A bill that would make major changes to the ways banks and developers lend and borrow money is headed toward a potentially contentious showdown Tuesday at the state Capitol.
Senate Bill 448 breezed unanimously through the Senate but has run into objections in the House, where the Banks and Banking Committee will take testimony Tuesday. The bill would absolve, in some cases, borrowers of honoring personal guarantees they put down as collateral if their loan is sold to a third-party collection agency.
Developers, who typically sign personal guarantees to secure big loans from banks, support the measure, while bankers are becoming increasingly vocal that the bill is essentially a developer bailout.
Now, another vocal group has sided with the banks: the tea party.
The bill, Atlanta Tea Party Patriots leaders said in a "call to action" to supporters, "is an attempt at what amounts to a bailout for big money land developers who made millions off land speculation during the real estate boom, but now want to be retroactively [yes retroactively] absolved of their personal guarantees."
It continued: "While millions of Georgians are paying their debts during this hard economic time, while small businesses struggle to get loans, and while thousands of Georgians' homes are being foreclosed on, well-connected developers are seeking to be bailed out of their financial obligations ... ultimately at YOUR expense."
But Sen. Don Balfour, R-Snellville, said the bill is necessary to protect borrowers in an era where banks are shedding loans even if the borrower is current on payments. With 60 percent of the state's banks under some sort of federal oversight, banks are more regularly selling loans to third-party collectors for pennies on a dollar rather than risk default and the expense of trying to recoup the investment.
Those third parties buy the loan at a great discount, but also currently get to sue the borrower for the personal guarantee. That's not fair, said Balfour, who sponsored SB 448. Say a third party buys a developer's $100,000 loan for 20 cents on a dollar, or $20,000. The developer's personal guarantee goes with the loan, and the third party then also sues the developer for the remaining $80,000 of the original loan.
"If I buy a discounted note, I don't know how I can sue him for any money, because no one required me to buy the note," Balfour said.

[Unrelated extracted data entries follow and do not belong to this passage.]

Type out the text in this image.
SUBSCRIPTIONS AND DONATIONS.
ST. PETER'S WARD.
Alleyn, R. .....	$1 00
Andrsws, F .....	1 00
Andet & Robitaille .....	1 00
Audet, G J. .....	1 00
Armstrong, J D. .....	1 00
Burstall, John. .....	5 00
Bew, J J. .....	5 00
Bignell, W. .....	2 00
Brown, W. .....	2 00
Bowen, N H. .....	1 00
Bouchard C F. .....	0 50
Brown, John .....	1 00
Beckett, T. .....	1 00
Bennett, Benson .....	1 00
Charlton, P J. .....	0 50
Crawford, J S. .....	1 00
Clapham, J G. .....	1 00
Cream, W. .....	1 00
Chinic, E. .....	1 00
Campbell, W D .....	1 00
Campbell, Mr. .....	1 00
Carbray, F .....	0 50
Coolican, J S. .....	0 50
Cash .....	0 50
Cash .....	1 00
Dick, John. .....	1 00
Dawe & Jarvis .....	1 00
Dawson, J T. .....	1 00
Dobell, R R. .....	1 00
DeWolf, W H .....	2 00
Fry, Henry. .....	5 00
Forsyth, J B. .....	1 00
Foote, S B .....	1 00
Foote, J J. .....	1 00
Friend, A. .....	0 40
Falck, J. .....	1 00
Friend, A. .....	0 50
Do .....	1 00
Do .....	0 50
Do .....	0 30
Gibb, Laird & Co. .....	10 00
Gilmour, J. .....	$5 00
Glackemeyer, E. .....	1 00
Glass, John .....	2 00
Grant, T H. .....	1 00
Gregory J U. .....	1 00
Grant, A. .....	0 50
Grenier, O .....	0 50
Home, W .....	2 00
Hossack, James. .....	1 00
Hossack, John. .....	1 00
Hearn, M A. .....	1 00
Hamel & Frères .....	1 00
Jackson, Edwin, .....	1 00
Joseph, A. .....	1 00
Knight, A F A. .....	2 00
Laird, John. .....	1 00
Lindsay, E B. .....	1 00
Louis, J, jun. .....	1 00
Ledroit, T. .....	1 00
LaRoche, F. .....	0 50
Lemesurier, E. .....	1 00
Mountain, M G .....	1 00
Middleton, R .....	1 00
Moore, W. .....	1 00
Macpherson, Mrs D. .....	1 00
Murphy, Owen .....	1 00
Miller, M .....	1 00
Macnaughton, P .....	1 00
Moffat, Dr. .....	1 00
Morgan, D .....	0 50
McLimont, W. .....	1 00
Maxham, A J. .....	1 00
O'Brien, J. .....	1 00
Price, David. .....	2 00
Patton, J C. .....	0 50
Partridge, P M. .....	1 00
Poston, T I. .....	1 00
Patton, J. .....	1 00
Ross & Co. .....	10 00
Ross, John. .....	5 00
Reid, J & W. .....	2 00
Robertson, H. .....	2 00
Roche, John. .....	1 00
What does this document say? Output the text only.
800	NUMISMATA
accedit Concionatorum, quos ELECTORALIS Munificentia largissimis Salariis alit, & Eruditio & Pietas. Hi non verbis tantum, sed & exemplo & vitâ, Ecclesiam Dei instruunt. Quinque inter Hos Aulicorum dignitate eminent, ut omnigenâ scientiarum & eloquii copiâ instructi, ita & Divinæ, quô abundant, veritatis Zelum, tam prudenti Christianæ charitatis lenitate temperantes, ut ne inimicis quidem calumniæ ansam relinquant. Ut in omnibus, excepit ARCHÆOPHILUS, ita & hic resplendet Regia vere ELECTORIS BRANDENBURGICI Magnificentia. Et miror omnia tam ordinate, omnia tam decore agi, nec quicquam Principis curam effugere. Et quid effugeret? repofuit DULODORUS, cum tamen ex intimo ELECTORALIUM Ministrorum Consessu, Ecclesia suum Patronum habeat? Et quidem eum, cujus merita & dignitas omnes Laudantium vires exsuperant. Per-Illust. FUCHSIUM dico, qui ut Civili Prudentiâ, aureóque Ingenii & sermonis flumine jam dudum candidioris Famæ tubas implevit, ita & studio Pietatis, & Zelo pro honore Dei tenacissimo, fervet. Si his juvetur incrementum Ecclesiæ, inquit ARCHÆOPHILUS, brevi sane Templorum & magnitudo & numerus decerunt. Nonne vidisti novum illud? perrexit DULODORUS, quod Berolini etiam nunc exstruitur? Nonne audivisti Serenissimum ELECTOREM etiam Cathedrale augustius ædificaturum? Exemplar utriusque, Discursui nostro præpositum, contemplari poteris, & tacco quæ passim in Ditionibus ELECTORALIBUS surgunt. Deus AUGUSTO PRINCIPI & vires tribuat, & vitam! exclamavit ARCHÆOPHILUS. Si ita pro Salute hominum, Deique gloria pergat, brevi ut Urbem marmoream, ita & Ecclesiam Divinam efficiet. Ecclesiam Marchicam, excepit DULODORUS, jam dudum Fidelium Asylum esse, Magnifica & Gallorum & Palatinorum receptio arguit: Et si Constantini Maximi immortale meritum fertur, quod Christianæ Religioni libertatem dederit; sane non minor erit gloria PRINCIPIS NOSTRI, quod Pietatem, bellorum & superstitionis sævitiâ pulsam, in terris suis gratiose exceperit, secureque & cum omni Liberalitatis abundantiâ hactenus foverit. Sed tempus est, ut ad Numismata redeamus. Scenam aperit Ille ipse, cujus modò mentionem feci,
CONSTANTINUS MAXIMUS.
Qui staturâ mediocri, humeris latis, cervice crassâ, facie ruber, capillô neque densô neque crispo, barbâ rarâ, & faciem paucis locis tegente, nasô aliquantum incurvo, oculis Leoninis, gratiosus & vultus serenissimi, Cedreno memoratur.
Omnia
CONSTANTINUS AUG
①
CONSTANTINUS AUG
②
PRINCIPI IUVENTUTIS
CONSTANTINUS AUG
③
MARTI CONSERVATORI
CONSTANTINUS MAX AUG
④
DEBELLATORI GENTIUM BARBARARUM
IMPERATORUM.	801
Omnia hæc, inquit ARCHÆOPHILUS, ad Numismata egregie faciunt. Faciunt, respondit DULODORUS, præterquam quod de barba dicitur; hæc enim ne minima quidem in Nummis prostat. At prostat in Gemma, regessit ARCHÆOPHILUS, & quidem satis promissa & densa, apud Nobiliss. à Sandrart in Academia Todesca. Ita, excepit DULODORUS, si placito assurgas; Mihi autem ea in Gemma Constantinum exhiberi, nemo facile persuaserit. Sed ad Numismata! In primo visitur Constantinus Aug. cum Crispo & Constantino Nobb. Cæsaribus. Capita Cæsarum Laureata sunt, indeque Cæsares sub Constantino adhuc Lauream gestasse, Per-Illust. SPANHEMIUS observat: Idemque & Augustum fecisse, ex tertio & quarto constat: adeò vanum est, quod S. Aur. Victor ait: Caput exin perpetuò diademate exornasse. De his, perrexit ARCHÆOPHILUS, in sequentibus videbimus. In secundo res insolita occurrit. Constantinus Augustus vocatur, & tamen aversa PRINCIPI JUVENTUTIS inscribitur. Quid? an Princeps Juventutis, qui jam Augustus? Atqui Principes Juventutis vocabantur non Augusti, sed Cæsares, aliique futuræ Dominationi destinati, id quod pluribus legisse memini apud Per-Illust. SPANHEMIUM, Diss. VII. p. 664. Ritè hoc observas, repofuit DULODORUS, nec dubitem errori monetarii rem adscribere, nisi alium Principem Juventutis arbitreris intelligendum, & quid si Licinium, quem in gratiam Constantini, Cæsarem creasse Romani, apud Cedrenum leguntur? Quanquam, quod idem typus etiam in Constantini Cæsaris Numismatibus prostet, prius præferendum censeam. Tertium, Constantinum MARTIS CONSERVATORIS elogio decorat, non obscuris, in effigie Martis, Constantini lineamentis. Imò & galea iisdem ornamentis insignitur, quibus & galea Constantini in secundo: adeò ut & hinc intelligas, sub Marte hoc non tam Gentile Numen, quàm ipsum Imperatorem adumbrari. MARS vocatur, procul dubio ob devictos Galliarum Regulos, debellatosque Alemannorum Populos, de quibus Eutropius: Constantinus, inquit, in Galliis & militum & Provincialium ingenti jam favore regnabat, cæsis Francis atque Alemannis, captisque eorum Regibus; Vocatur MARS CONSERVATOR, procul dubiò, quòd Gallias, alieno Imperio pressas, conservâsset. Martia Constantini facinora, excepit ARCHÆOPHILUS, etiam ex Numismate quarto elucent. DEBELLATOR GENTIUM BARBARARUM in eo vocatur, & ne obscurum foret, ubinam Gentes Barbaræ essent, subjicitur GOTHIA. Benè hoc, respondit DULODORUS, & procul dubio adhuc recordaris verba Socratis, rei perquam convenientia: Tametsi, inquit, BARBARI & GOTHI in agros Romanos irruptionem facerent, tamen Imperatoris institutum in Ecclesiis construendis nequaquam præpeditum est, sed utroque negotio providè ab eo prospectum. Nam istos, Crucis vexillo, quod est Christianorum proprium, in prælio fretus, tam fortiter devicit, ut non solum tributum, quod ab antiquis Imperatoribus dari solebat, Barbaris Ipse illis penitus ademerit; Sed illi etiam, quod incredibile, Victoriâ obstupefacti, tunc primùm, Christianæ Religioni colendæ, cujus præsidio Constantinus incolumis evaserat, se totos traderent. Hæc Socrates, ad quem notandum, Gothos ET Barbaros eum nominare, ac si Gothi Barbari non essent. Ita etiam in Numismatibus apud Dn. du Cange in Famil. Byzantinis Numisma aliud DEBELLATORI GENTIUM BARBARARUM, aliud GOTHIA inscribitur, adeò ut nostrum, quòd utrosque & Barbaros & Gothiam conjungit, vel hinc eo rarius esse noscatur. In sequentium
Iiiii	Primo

The bill limits third-party creditors from collecting more from the original borrower than what they paid. In the previous example, the third party could collect only $20,000 from the borrower.
Bankers, however, say the bill would further cripple the state's equity markets and make banks even more hesitant to lend money if personal guarantees become essentially meaningless.
"One can only hope that in its haste to react to some of the aftereffects of the financial system meltdown that the Georgia Senate did not adequately consider the unintended consequences of this bill," BankSouth CEO Harold Reynolds said in a letter to House Banks and Banking Committee Chairman Greg Morris, R-Vidalia.
Balfour said he supports efforts to tighten the bill's scope in the House and he will work with House leaders to make changes. Morris' committee will hear from both sides from 1 to 3 p.m. Tuesday in Room 406 of the Coverdell Legislative Office Building.
Staff writer Kristina Torres contributed to this article.